Learning how to manage time effectively is one of the most significant challenges employees face in an increasingly demanding and digital world. As more industrial designers and employees of all types shift to working from home, this becomes further amplified. Meeting tight deadlines in collaborative environments, staying on track throughout each stage of the design process, and maximizing efficiency so that you can move on to other projects is critical in today’s tech-driven world. But, for so many, it can be a struggle. Whether you’re ideating, researching, prototyping, or anything else, the right mindset, process, and tools can make all the difference. Here are a few tips to help you out with time management, both in and out of your home office.

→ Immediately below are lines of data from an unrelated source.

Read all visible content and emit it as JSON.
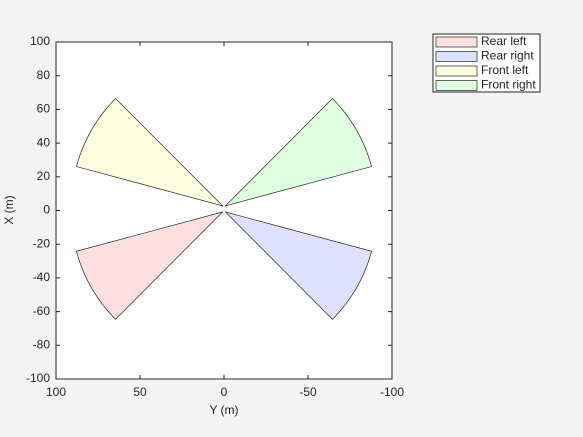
{
  "chart_data": {
    "type": "coverage",
    "xlabel": "Y (m)",
    "ylabel": "X (m)",
    "xlim": [
      100,
      -100
    ],
    "xticks": [
      100,
      50,
      0,
      -50,
      -100
    ],
    "ylim": [
      -100,
      100
    ],
    "yticks": [
      -100,
      -80,
      -60,
      -40,
      -20,
      0,
      20,
      40,
      60,
      80,
      100
    ],
    "legend": "outside-top-right",
    "series": [
      {
        "name": "Rear left",
        "color": "#ffe0e0",
        "position": [
          -0.9,
          0.9
        ],
        "yaw": 120,
        "fov": 30,
        "range": 90
      },
      {
        "name": "Rear right",
        "color": "#e0e0ff",
        "position": [
          -0.9,
          -0.9
        ],
        "yaw": -120,
        "fov": 30,
        "range": 90
      },
      {
        "name": "Front left",
        "color": "#ffffe0",
        "position": [
          2.8,
          0.9
        ],
        "yaw": 60,
        "fov": 30,
        "range": 90
      },
      {
        "name": "Front right",
        "color": "#e0ffe0",
        "position": [
          2.8,
          -0.9
        ],
        "yaw": -60,
        "fov": 30,
        "range": 90
      }
    ]
  }
}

Prioritize and Focus in a Virtual Environment
One of the most important things you can do to manage your time better is to let things go. Effective time management at work can often be as simple as turning off the tools and distractions that aren’t serving the job you’re trying to do. Things like Slack or Teams are great for collaboration, but they can interfere with your ability to focus on the task at hand, wasting valuable time as you attempt to transition between too many things at once. Even email can be a distraction if you need to get something done.
Meetings can be another major hurdle for design engineers, especially if you meet many people or over multiple time zones. Important work happens during meetings, but it usually isn’t one of the major projects you’re working to achieve on a tight deadline. Cutting out meetings isn’t always feasible, but you can block out your schedule to include uninterrupted hours. Doing this even twice a week can give you the space you need to maximize your workflow.
Control Feedback
One of the places designers get tied up is in design revisions. There are many ways this slows down work, but often, it’s as simple as a poor process and tools that don’t support collaboration. To overcome the infinite loop of revision, you need access to the right set of tools and an environment that can help control who can access what.

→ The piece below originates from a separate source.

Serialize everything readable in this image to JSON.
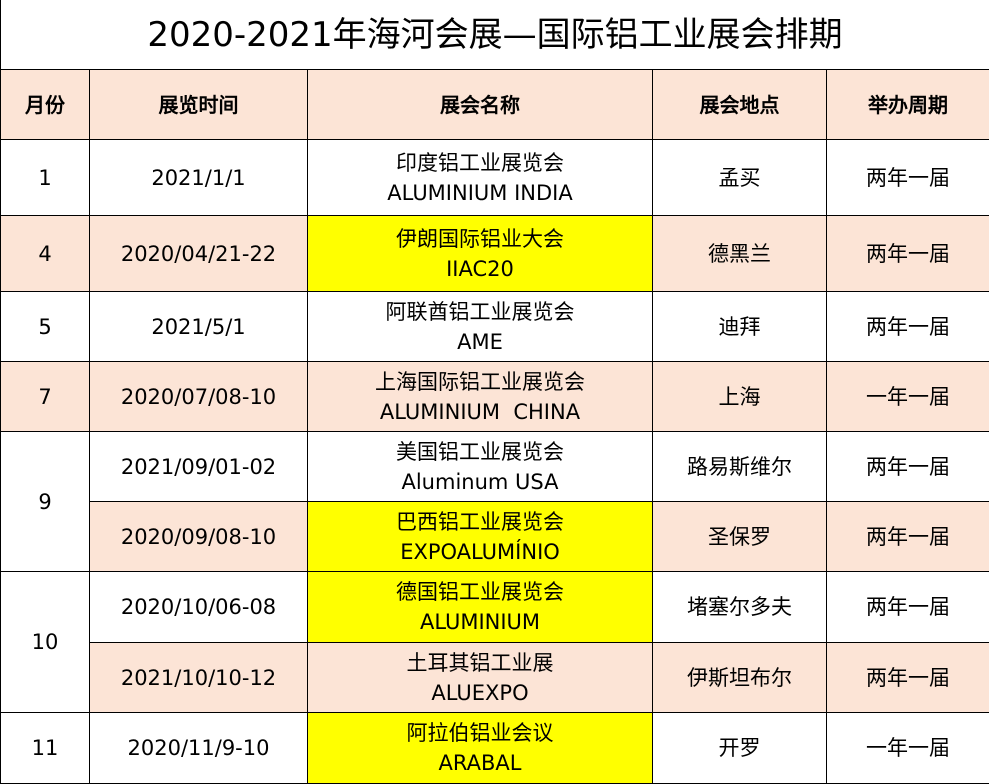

Fusion 360 is a great example of a highly effective tool that gets the work done. By streamlining feedback cycles, enabling quick, topic-based communication, and keeping your files in one accessible place on the cloud (with real-time updates), you make more of the limited time you have and create the best products you can.
Prepare for What Actually Matters
A crucial aspect of time management is doing the prep work, setting yourself up for success down the road. While this can encompass many things, it is crucial to establish efficient work habits. This can include setting up an office space with the software, tools, and environment you need to do your best work or regularly updating your computer at the end of the day to prevent distractions from your important work.
Maintain a dedicated workspace, extra monitors, good lighting, and anything else that aids in your productivity. Having an office that is ready to go at any moment saves time in the long run and helps your brain transition from “not work time” to dedicated work time, thus increasing your ability to manage time effectively.
One Bite at a Time
If design projects are overwhelming you, try breaking them up into smaller, more manageable chunks. This way, you benefit from the endorphins of achieving small tasks, and before you know it, your unwieldy project is done. Project management tools like Asana offer an easy, fun way to create daily checklists and mark off completed tasks. This can be a useful strategy for group work, as it allows you to more effectively overcome dependencies and divide the work in a useful way.
Remember to Rest
For many of us, especially as more of us shift to working from home permanently, it’s easy to continue the workday into the evenings or even on weekends. While crossing things off of a growing to-do list may offer temporary stress relief, it will ultimately leave you feeling burnt out, making you less productive during the week, thus pressuring you into a never-ending cycle of working in your off-hours.
Rest and time dedicated to your families and passions make you a better designer. It feeds your creativity and leaves you refreshed and ready to tackle a new set of challenges at the beginning of the week. Resist the temptation to overwork and see how your ability to manage your time and schedule improves in the coming days.